The Plaintiffs additionally asserted breach of contract claim against two (2) of the insurance agencies based upon an alleged oral agreement to assess the cosmetic company’s insurance needs on a semi-annual basis, to advise of any gaps in the insurance coverage, to recommend appropriate coverages for its business risk, and to obtain proper coverage for those risks.

Two (2) of the Defendant insurance agencies filed preliminary objections in the form of demurrers to the breach of contract claim on the grounds that there was no consideration to support the allegation of the creation of an enforceable contract. The Defendants also asserted that any contract claim was barred by the “gist of the action” doctrine. One insurance agency additionally challenged the legal sufficiency of the negligence claims against them and asserted that they cannot be liable individually absent an allegation that any of the insurance agents acting outside of the scope of their agency or employment.

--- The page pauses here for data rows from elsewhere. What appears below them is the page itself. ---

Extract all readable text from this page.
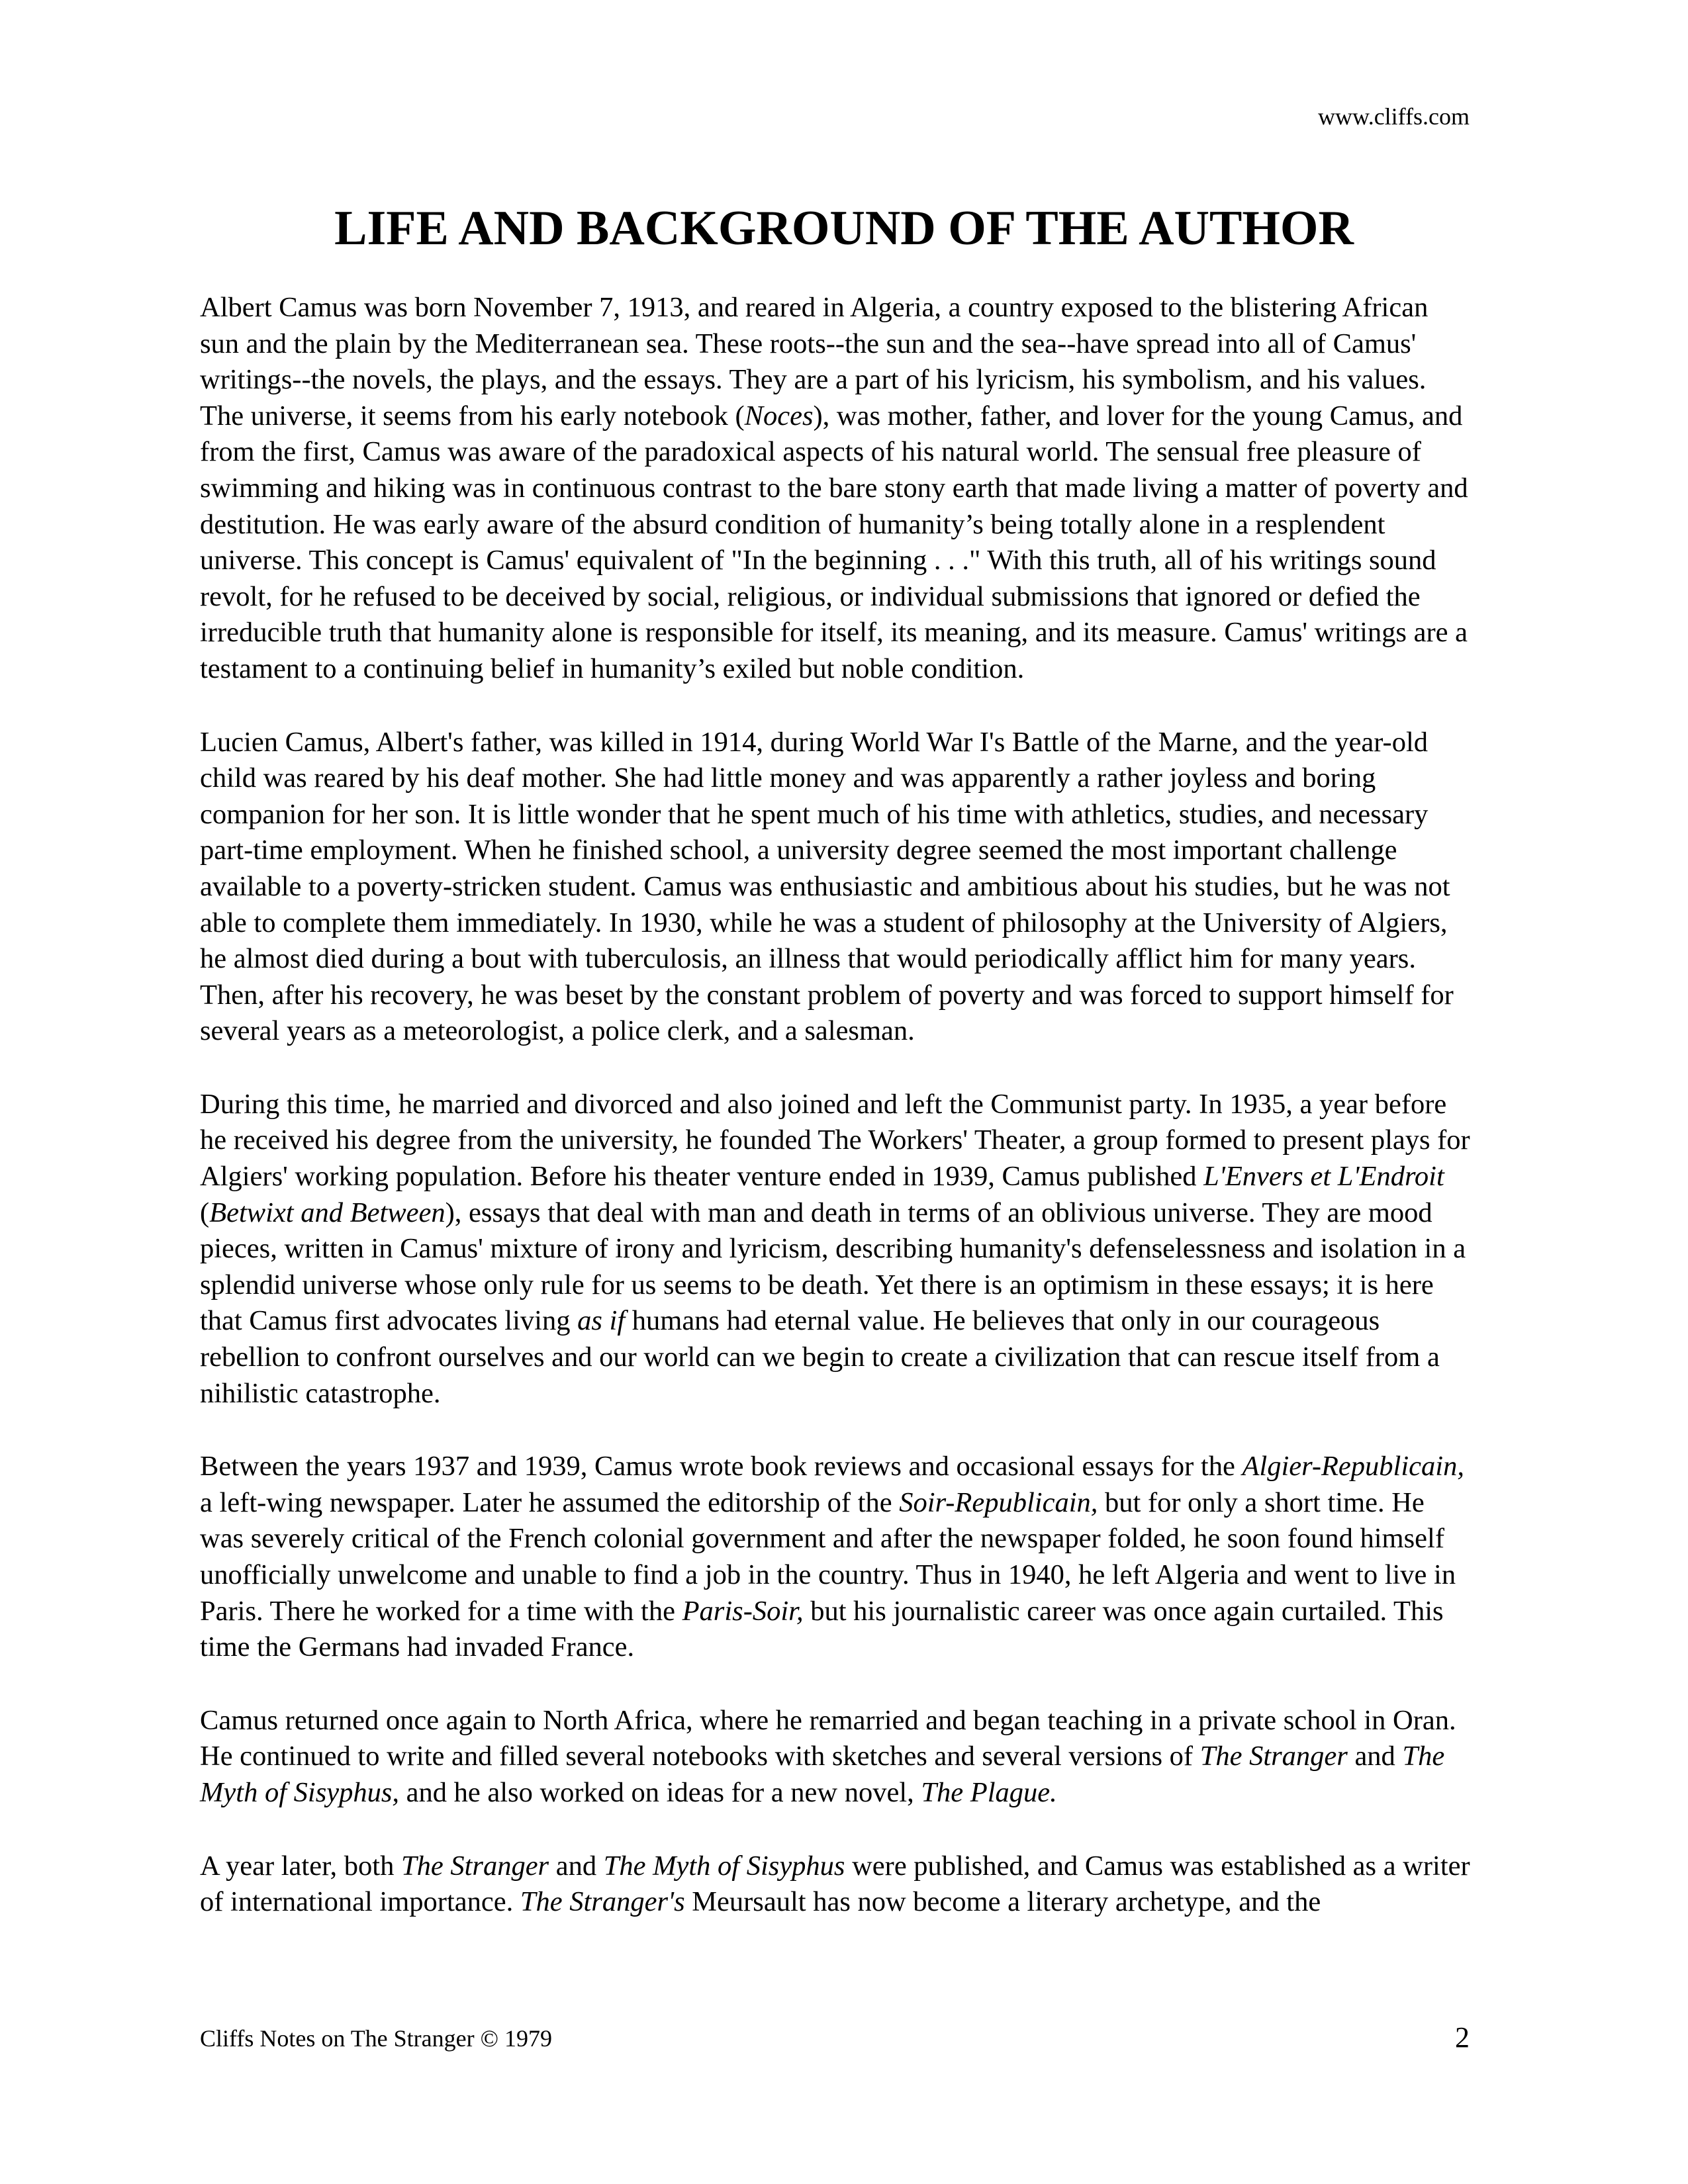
www.cliffs.com
LIFE AND BACKGROUND OF THE AUTHOR

Albert Camus was born November 7, 1913, and reared in Algeria, a country exposed to the blistering African sun and the plain by the Mediterranean sea. These roots--the sun and the sea--have spread into all of Camus' writings--the novels, the plays, and the essays. They are a part of his lyricism, his symbolism, and his values. The universe, it seems from his early notebook (Noces), was mother, father, and lover for the young Camus, and from the first, Camus was aware of the paradoxical aspects of his natural world. The sensual free pleasure of swimming and hiking was in continuous contrast to the bare stony earth that made living a matter of poverty and destitution. He was early aware of the absurd condition of humanity’s being totally alone in a resplendent universe. This concept is Camus' equivalent of "In the beginning . . ." With this truth, all of his writings sound revolt, for he refused to be deceived by social, religious, or individual submissions that ignored or defied the irreducible truth that humanity alone is responsible for itself, its meaning, and its measure. Camus' writings are a testament to a continuing belief in humanity’s exiled but noble condition.

Lucien Camus, Albert's father, was killed in 1914, during World War I's Battle of the Marne, and the year-old child was reared by his deaf mother. She had little money and was apparently a rather joyless and boring companion for her son. It is little wonder that he spent much of his time with athletics, studies, and necessary part-time employment. When he finished school, a university degree seemed the most important challenge available to a poverty-stricken student. Camus was enthusiastic and ambitious about his studies, but he was not able to complete them immediately. In 1930, while he was a student of philosophy at the University of Algiers, he almost died during a bout with tuberculosis, an illness that would periodically afflict him for many years. Then, after his recovery, he was beset by the constant problem of poverty and was forced to support himself for several years as a meteorologist, a police clerk, and a salesman.

During this time, he married and divorced and also joined and left the Communist party. In 1935, a year before he received his degree from the university, he founded The Workers' Theater, a group formed to present plays for Algiers' working population. Before his theater venture ended in 1939, Camus published L'Envers et L'Endroit (Betwixt and Between), essays that deal with man and death in terms of an oblivious universe. They are mood pieces, written in Camus' mixture of irony and lyricism, describing humanity's defenselessness and isolation in a splendid universe whose only rule for us seems to be death. Yet there is an optimism in these essays; it is here that Camus first advocates living as if humans had eternal value. He believes that only in our courageous rebellion to confront ourselves and our world can we begin to create a civilization that can rescue itself from a nihilistic catastrophe.

Between the years 1937 and 1939, Camus wrote book reviews and occasional essays for the Algier-Republicain, a left-wing newspaper. Later he assumed the editorship of the Soir-Republicain, but for only a short time. He was severely critical of the French colonial government and after the newspaper folded, he soon found himself unofficially unwelcome and unable to find a job in the country. Thus in 1940, he left Algeria and went to live in Paris. There he worked for a time with the Paris-Soir, but his journalistic career was once again curtailed. This time the Germans had invaded France.

Camus returned once again to North Africa, where he remarried and began teaching in a private school in Oran. He continued to write and filled several notebooks with sketches and several versions of The Stranger and The Myth of Sisyphus, and he also worked on ideas for a new novel, The Plague.

A year later, both The Stranger and The Myth of Sisyphus were published, and Camus was established as a writer of international importance. The Stranger's Meursault has now become a literary archetype, and the

Cliffs Notes on The Stranger © 1979	2
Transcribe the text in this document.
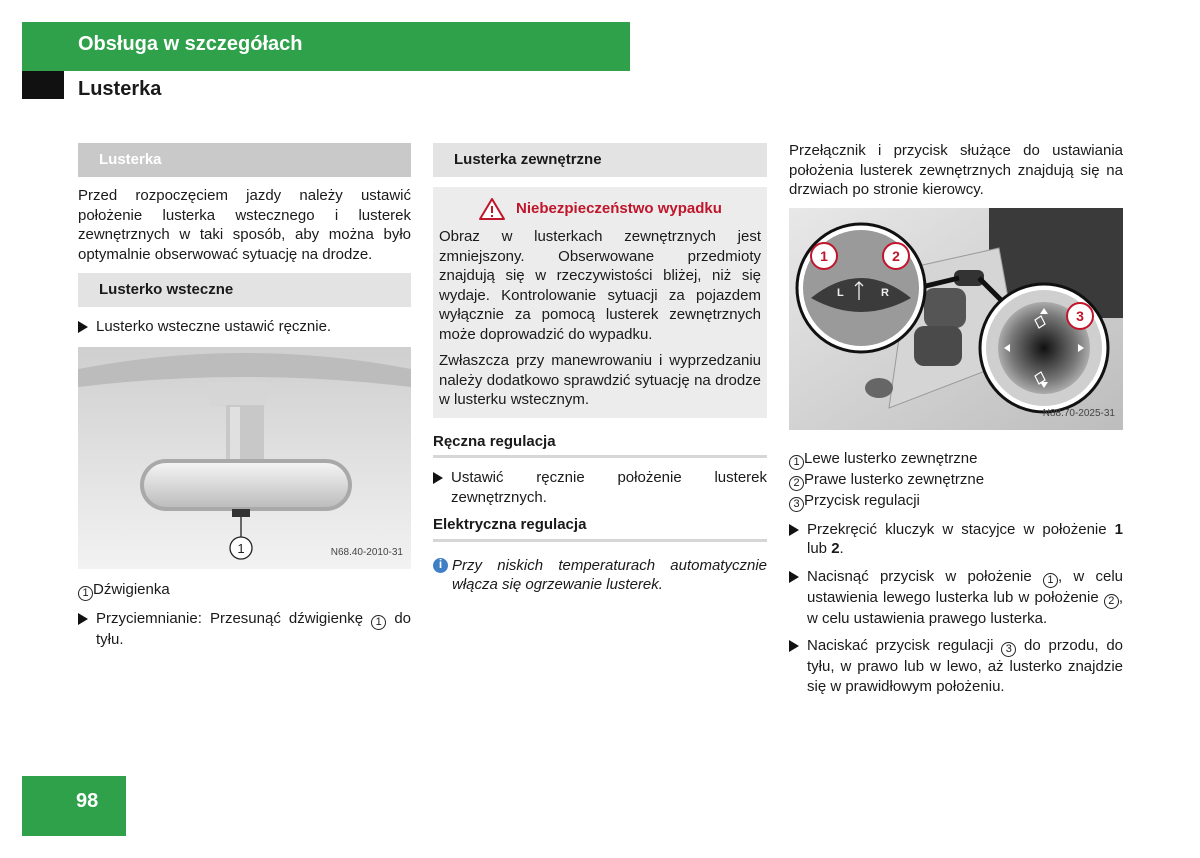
Obsługa w szczegółach
Lusterka
Lusterka

Przed rozpoczęciem jazdy należy ustawić położenie lusterka wstecznego i lusterek zewnętrznych w taki sposób, aby można było optymalnie obserwować sytuację na drodze.

Lusterko wsteczne
Lusterko wsteczne ustawić ręcznie.
1	N68.40-2010-31
1 Dźwigienka
Przyciemnianie: Przesunąć dźwigienkę 1 do tyłu.
Lusterka zewnętrzne
Niebezpieczeństwo wypadku

Obraz w lusterkach zewnętrznych jest zmniejszony. Obserwowane przedmioty znajdują się w rzeczywistości bliżej, niż się wydaje. Kontrolowanie sytuacji za pojazdem wyłącznie za pomocą lusterek zewnętrznych może doprowadzić do wypadku.

Zwłaszcza przy manewrowaniu i wyprzedzaniu należy dodatkowo sprawdzić sytuację na drodze w lusterku wstecznym.

Ręczna regulacja
Ustawić ręcznie położenie lusterek zewnętrznych.
Elektryczna regulacja
i Przy niskich temperaturach automatycznie włącza się ogrzewanie lusterek.

Przełącznik i przycisk służące do ustawiania położenia lusterek zewnętrznych znajdują się na drzwiach po stronie kierowcy.

1	2
L	R
3
N88.70-2025-31
1 Lewe lusterko zewnętrzne
2 Prawe lusterko zewnętrzne
3 Przycisk regulacji
Przekręcić kluczyk w stacyjce w położenie 1 lub 2.
Nacisnąć przycisk w położenie 1 , w celu ustawienia lewego lusterka lub w położenie 2 , w celu ustawienia prawego lusterka.
Naciskać przycisk regulacji 3 do przodu, do tyłu, w prawo lub w lewo, aż lusterko znajdzie się w prawidłowym położeniu.
98
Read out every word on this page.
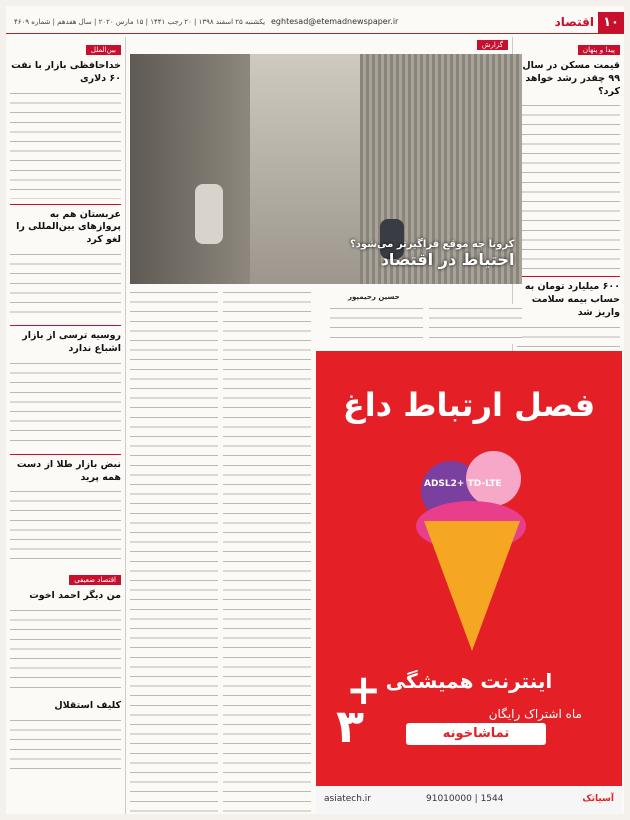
۱۰
اقتصاد
eghtesad@etemadnewspaper.ir
یکشنبه ۲۵ اسفند ۱۳۹۸ | ۲۰ رجب ۱۴۴۱ | ۱۵ مارس ۲۰۲۰ | سال هفدهم | شماره ۴۶۰۹
پیدا و پنهان
قیمت مسکن در سال ۹۹ چقدر رشد خواهد کرد؟
۶۰۰ میلیارد تومان به حساب بیمه سلامت واریز شد
بین‌الملل
خداحافظی بازار با نفت ۶۰ دلاری
عربستان هم به پروازهای بین‌المللی را لغو کرد
روسیه ترسی از بازار اشباع ندارد
نبض بازار طلا از دست همه پرید
اقتصاد ضعیفی
من دیگر احمد اخوت
کلیف استقلال
گزارش
کرونا چه موقع فراگیرتر می‌شود؟
احتیاط در اقتصاد
حسین رحیمپور
فصل ارتباط داغ
ADSL2+ TD-LTE
اینترنت همیشگی
+
۳	ماه اشتراک رایگان
تماشاخونه
asiatech.ir	91010000 | 1544	آسیاتک
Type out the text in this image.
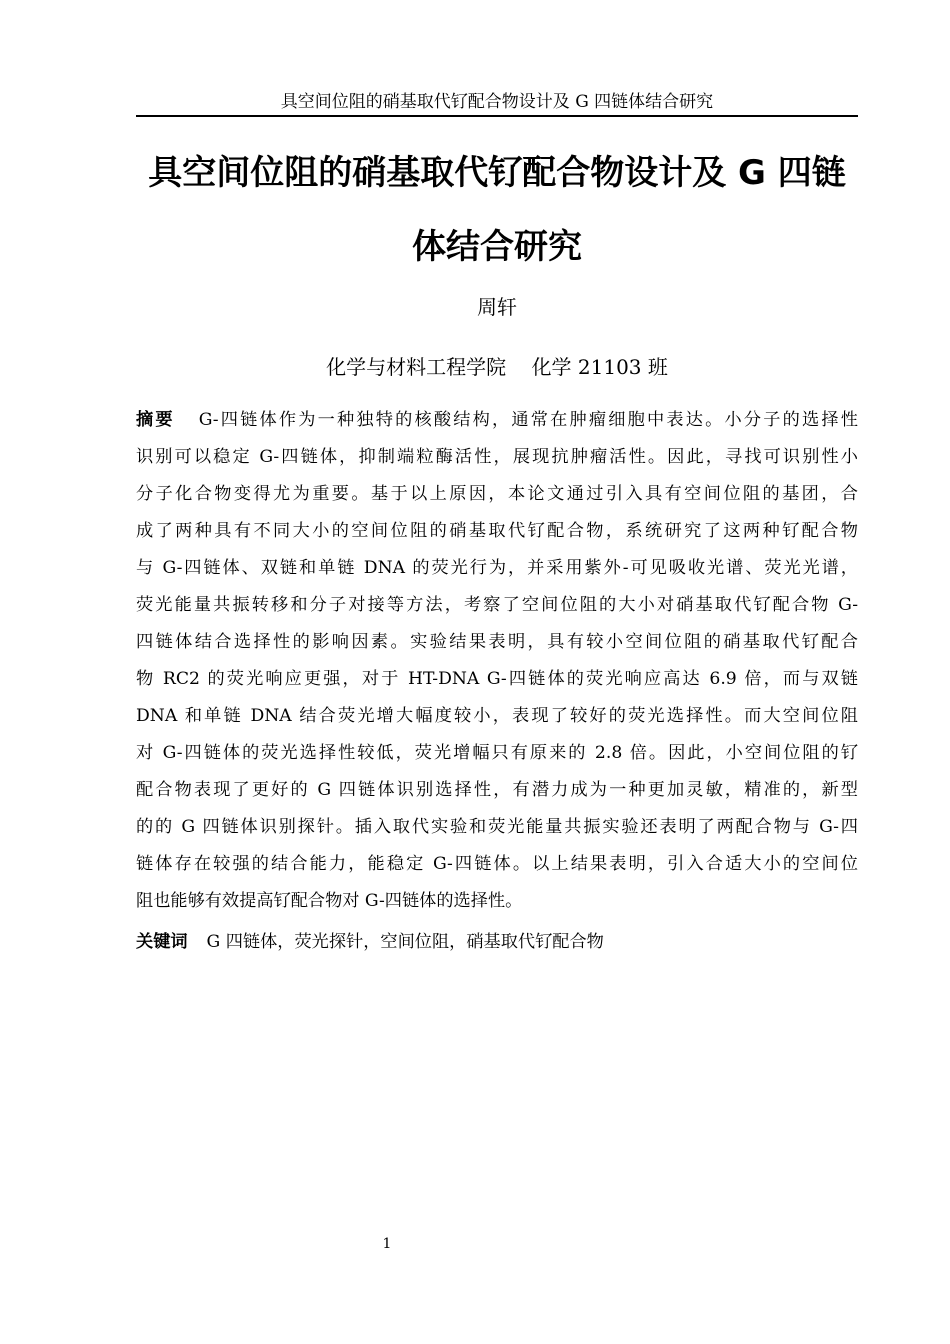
具空间位阻的硝基取代钌配合物设计及 G 四链体结合研究
具空间位阻的硝基取代钌配合物设计及 G 四链
体结合研究
周轩
化学与材料工程学院    化学 21103 班
摘要 G-四链体作为一种独特的核酸结构，通常在肿瘤细胞中表达。小分子的选择性
识别可以稳定 G-四链体，抑制端粒酶活性，展现抗肿瘤活性。因此，寻找可识别性小
分子化合物变得尤为重要。基于以上原因，本论文通过引入具有空间位阻的基团，合
成了两种具有不同大小的空间位阻的硝基取代钌配合物，系统研究了这两种钌配合物
与 G-四链体、双链和单链 DNA 的荧光行为，并采用紫外-可见吸收光谱、荧光光谱，
荧光能量共振转移和分子对接等方法，考察了空间位阻的大小对硝基取代钌配合物 G-
四链体结合选择性的影响因素。实验结果表明，具有较小空间位阻的硝基取代钌配合
物 RC2 的荧光响应更强，对于 HT-DNA G-四链体的荧光响应高达 6.9 倍，而与双链
DNA 和单链 DNA 结合荧光增大幅度较小，表现了较好的荧光选择性。而大空间位阻
对 G-四链体的荧光选择性较低，荧光增幅只有原来的 2.8 倍。因此，小空间位阻的钌
配合物表现了更好的 G 四链体识别选择性，有潜力成为一种更加灵敏，精准的，新型
的的 G 四链体识别探针。插入取代实验和荧光能量共振实验还表明了两配合物与 G-四
链体存在较强的结合能力，能稳定 G-四链体。以上结果表明，引入合适大小的空间位
阻也能够有效提高钌配合物对 G-四链体的选择性。
关键词 G 四链体，荧光探针，空间位阻，硝基取代钌配合物
1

Judge Nealon ruled that since the brokers and the agencies received a portion of these insurance premiums that the cosmetic company paid to the insurance company’s procured by the insurance agencies, the cosmetic company was found to have asserted an adequate consideration to sustain its claim of a valid oral contract with the insurance agencies.

Relative to the arguments under the gist of the action doctrine, Judge Nealon noted that that doctrine precludes a party from recasting an ordinary breach of contract claim as a tort claim, not vice-versa. Here, the court ruled that the insurance brokers or agencies could be sued in tort for failing to exercise the ordinary skill and knowledge required in their license profession. These Defendants could also be separately sued in contract for breaching their duty to provide professional services in compliance with the standards of the industry.

In his decision, Judge Nealon additionally held that the agents or employees may be liable for their own torts, even if they were acting within the scope of their employment when they engaged in the tortious conduct, and regardless of whether their principal or employer also may be vicariously liable for that conduct.

As such, Judge Nealon overruled all of the Preliminary Objections in the nature of a demurrer that were asserted and allowed the case to proceed.